К вечеру Скребцов доложил:
– В тоннелях дошли до кладки из камня.
Травин сказал:
– Кладку не трогать, это может быть захоронение вождя какого-то племени, после победы приедем вести раскопки.
Приковылял раненый сержант:
– Товарищ лейтенант, там внизу что-то журчит.
Травин, забыв про усталость, торопливо пошагал за сержантом.
Товарищ лейтенант, вот тут у кладки я лежал и слышал внизу шум воды.
Немедленно копать!
Метра через полтора наткнулись на куски обожженной глины, откопали трубу. Пробили в ней отверстие, а там бойко бежал ручеек. Травин приказал сделать запруду.
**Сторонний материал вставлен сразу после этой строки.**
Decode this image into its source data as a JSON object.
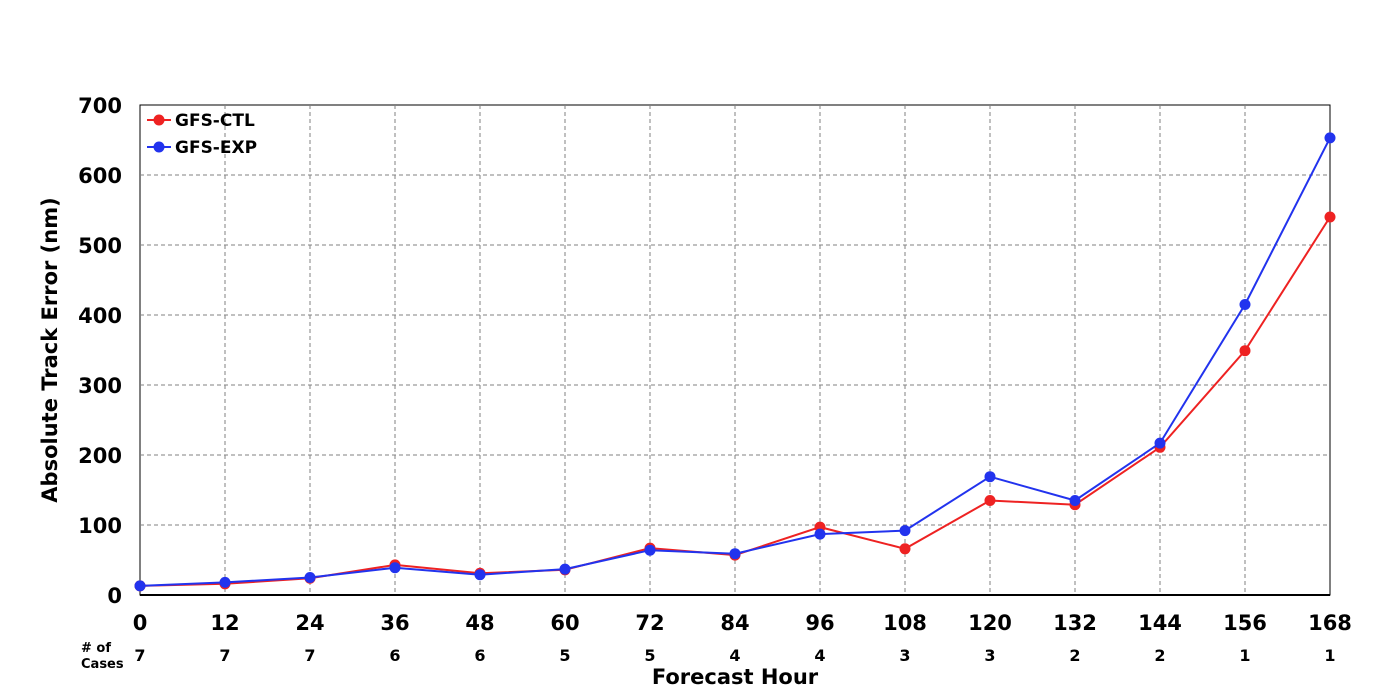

Черпали касками, котелками. Вода была ледяной и хрустальной. Травин догадался, куда исчез ручей впереди кургана. Значит, раньше люди жили тут оседло. Это крепостное сооружение. Кто делал керамические трубы? В Риме водопровод был в I веке, в Китае делали их на 1000 лет раньше. Значит, жили кочевники с высокой культурой земледелия, пришедшие с севера Китая. Травин позвал Скребцова и попросил: «Вот что, Федорович, наведи-ка тут порядок, организуй доставку воды. Заполни имеющиеся емкости. В котлах дырки забейте кляпами, заполните водой. Кухни разбиты. Раздать сухие пайки. Пусть варят в касках, в котелках, но люди должны быть сыты. На растопку пустите борта автомашин и будыли по оврагу. Огонь разводить осторожно. Маскировать. В окопах сверху накрывать плащ-палатками, шинелями. Проверю, чтобы ни одного огонька не видел. Варите, пока светло. Немцы скоро не очухаются. Нас тут боевых штыков пятьдесят семь человек, два десятка окруженцев подошло, но они истощены и обессилены. На них надежда плохая, все же в трудную минуту помогут, можно прибавить еще десяток легкораненых – все наше с тобой войско. Будем воевать. В трудную годину и родная земля против врага встанет. За тяжелоранеными чтобы был уход. Перед утром, когда немецкие посты будут дремать, поведешь ходячих раненых в тыл, тяжелораненых понесете столько, сколько сможете. Оружие с собой возьмете с полным боекомплектом. Если наскочите на немцев, в бой вступать по крайней необходимости и отходить, отходить к Волге. А сейчас – накормить людей и отдыхать».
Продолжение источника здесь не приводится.